Do you think that if a government accepts this ESM Pandemic Support loan, it can strengthen its market positions, because investors will start to fear that the ECB will intervene to defend it?   

Big investors understand very well how the ECB's OMT works and know that the Pandemic Support by the ESM is a necessary, but not sufficient condition. They would take it into account when looking at the situation.
 
What do you mean, a necessary but not sufficient condition?

That the decision is only and exclusively of the ECB's Governing Council.
 
Mr Regling, you know very well that in Italy there is a lot of distrust towards the ESM. Do you realize that the reputation of your institution in our country is tarnished by the way Greece has been managed?

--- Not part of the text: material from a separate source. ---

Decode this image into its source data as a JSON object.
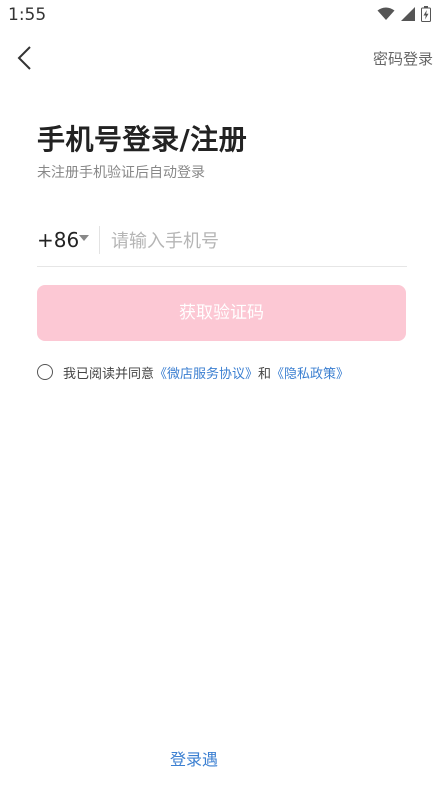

At the time, the problems were not caused by an unexpected shock that affects everyone, as they are today, but by economic policy errors of the previous decade. The countries that needed the ESM had lost market access and had major macroeconomic problems. Not only Greece, but also Portugal, Ireland and Cyprus. They had budget and foreign trade deficits between 10% and 15% of GDP. The healing of those problems caused the hardship that the population had to endure. But it was inevitable. On the contrary, when the ESM arrived, it made the adjustment easier, because the loans had long maturities and low interest rates, and I think we can see the positive results now. The most important thing is that those countries were able to stay in the euro. But that is history: today we are proposing a completely different instrument.
 
The European Parliament proposes that all the ESM’s €410 billion be spent now, not only the €240 billion made available. What do you think?

The finance ministers of the euro area have the last word, but at the moment it seems fair to me that we should offer €240 billion. It is part of a joint effort agreed by the Eurogroup that is worth up to about €500 billion, or 4% of the GDP of the euro area. We are now in the first phase of the crisis, but we know that there will be a second very important phase, that of recovery, which will be long and costly. By then we will need significant amounts of money and we must start to see how the various institutions can contribute. What the European Investment Bank can do, what the Commission can do with the European budget.
 
The EU budget with the multi-annual framework 2021-2027 would mean that the first money to be spent, if it goes well, only in more than a year. In the meantime, the euro area’s GDP will have already fallen dramatically. Italy, France and Spain are already asking to collect resources from the summer by issuing Eurobonds or coronabonds, what do you think?   

 First of all, I would like to say that what we have already decided helps the countries that have fewer resources and suffer the most from this crisis. I believe we will need new instruments and perhaps also new institutions to support the recovery phase, but I would like everyone to be aware that it takes some time. If you decide, for example, to issue coronabonds, in whatever form, there will be no money arriving before next year. I know this from my experience in building the ESM and the organism that preceded it, the EFSF.
 
You say that the Eurogroup has already committed €500 billion. But how much does Europe have to spend to fight this crisis?

It's hard to say at the moment. The IMF forecasts a recession of 7.5% in the euro area, but it also says it could be even worse.
 
You will have a minimum amount of money on your mind...

I would say that for the second phase we need at least another €500 billion from the European institutions, but it could be more. For that, we need to discuss new instruments with an open mind, but also use the existing institutions, because it is easier. Including in particular the Commission and the EU budget. Rethinking European funds can go a long way in keeping the European Union together. 
 


* The previous version of this sentence was "... all EU Member States remain committed to strengthening their core data". The wording was amended on 20/04/2020 to align with interview text in Italian as published by Corriere della Sera.